Un avenir grâce à la formation
Dans certains cas, la SSUP ne peut rien faire de plus que de dépanner les requérants d’aide, en versant une contribution financière. Celle-ci peut, par exemple, servir à la SSUP à payer des loyers impayés afin d’éviter qu’une famille avec de jeunes enfants se retrouve à la rue. Leur misère toutefois demeurera – et d’autres organisations recevront sans doute des demandes de soutien de leur part. Nous sommes d’autant plus ravis d’apprendre que nous avons pu aider des personnes à s’en sortir pour de bon. Ainsi, une vendeuse de 56 ans ne parvenait plus à trouver un emploi.
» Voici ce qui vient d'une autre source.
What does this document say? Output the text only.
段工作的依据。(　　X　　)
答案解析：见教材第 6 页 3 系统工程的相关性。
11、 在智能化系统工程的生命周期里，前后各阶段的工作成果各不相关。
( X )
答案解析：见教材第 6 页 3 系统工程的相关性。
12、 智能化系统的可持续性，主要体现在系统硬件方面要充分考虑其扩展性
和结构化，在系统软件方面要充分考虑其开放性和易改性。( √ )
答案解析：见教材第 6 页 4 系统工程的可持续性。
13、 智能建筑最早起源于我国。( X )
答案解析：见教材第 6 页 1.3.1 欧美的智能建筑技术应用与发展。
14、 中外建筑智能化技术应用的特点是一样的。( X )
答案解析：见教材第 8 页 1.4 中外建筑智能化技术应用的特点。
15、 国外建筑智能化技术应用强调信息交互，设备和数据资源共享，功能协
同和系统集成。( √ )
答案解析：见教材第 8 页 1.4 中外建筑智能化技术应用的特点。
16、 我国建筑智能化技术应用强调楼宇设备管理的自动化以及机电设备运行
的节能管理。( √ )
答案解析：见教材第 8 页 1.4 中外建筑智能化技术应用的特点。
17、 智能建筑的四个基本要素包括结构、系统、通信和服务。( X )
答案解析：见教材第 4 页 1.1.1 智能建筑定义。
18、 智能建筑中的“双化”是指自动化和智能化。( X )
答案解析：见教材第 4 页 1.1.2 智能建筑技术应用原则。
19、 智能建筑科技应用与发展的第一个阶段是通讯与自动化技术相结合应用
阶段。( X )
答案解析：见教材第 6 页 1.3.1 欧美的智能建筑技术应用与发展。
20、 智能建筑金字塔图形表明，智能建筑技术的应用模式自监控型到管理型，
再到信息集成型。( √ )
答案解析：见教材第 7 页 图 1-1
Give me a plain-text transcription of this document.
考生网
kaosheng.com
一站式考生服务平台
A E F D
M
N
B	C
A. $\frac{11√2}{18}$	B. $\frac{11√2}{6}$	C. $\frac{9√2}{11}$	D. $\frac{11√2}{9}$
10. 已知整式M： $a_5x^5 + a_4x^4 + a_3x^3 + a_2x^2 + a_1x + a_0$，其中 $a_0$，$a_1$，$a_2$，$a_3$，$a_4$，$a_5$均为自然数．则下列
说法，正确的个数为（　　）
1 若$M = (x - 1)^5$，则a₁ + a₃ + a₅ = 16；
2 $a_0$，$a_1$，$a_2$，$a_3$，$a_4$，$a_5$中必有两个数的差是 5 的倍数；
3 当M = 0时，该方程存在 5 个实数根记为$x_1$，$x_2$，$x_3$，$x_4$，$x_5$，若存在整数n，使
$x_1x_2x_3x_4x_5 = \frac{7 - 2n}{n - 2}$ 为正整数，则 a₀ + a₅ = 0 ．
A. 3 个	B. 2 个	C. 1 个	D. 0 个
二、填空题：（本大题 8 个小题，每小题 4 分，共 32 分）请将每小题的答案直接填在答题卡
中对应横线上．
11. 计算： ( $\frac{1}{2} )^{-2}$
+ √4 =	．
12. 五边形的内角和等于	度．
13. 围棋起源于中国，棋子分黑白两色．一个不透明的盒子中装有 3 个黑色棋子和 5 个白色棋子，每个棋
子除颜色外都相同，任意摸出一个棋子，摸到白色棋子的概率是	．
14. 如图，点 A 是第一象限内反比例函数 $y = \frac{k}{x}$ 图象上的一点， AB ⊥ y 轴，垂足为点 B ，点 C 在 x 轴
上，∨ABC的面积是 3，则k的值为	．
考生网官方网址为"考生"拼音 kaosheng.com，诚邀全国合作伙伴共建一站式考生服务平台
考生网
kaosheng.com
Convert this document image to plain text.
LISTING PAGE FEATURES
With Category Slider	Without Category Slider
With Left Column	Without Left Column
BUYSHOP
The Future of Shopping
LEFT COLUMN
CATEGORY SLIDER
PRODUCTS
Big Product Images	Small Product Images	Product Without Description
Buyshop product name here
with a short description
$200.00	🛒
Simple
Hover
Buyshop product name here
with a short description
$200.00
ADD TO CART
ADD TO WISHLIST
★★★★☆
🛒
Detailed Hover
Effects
Arrivée en fin de droits, elle est devenue dépendante de l’aide sociale, ce qui l’a moralement mise à plat. Philanthrope de nature et consciente que le personnel de soins fait souvent défaut, elle a décidé de s’inscrire à un cours d’aide-soignante proposé par la Croix-Rouge suisse. Or, l’aide sociale ne pouvait ou ne voulait pas débourser les frais de formation s’élevant à CHF 2000.–. La SSUP, elle, l’a fait. Depuis, cette femme a avancé: elle effectue actuellement un stage dans une maison de retraite dans laquelle a de bonnes chances d’être embauchée. Son amour-propre s’en est trouvé renforcé,
elle a noué de nouveaux contacts et bientôt, elle aura même regagné son autonomie financière. Notamment dans le domaine de la formation, des contributions plutôt modestes parviennent à développer des effets durables.
Intégration sociale grâce à la mobilité
Certains politiques aiment à se faire connaître par de grandes phrases du type «ceux qui vivent de l’aide sociale ne doivent pas être propriétaires d’une voiture». Il est incontestable que certains investissements soulèvent des questions. Mais il y a des professions pour l’exercice desquelles un véhicule est indispensable: sans voiture, pas d’emploi. Pour les personnes handicapées, la mobilité est souvent synonyme d’indépendance. Sans oublier que sans voiture, elles ne pourraient plus prendre part à la vie sociale. Ainsi, la SSUP et quelques fondations ont financé l’achat de la voiture d’une famille de six personnes qui rencontrait des difficultés financières. En effet, en 2011, la mère de 36 ans a été confrontée au diagnostic d’une maladie neurogénétique provoquant une atrophie progressive de la musculature. Sa fille de 5 ans a commencé à présenter les mêmes symptômes en 2004. Très rapidement, la mère a eu besoin d’un fauteuil roulant pour se déplacer à l’extérieur de chez elle. La famille a dû déménager dans un appartement approprié aux personnes handicapées et acquérir une voiture permettant de transporter des fauteuils roulants. Or, ces dépenses ne sont prises en charge ni par l’Etat ni par l’assurance. SOS Beobachter et la SSUP ont eu l’idée d’adresser ensemble une lettre aux organisations automobiles, en leur suggérant de créer un fonds spécifique pour venir en aide dans des cas similaires. Toutefois, l’ESA (organisation d’achat de la branche suisse de l’automobile et des véhicules à moteur), auto-suisse (les importateurs) et AUTO ALLIANZ (fondation défendant les intérêts des automobilistes) n’ont même pas daigné confirmer réception de cette lettre.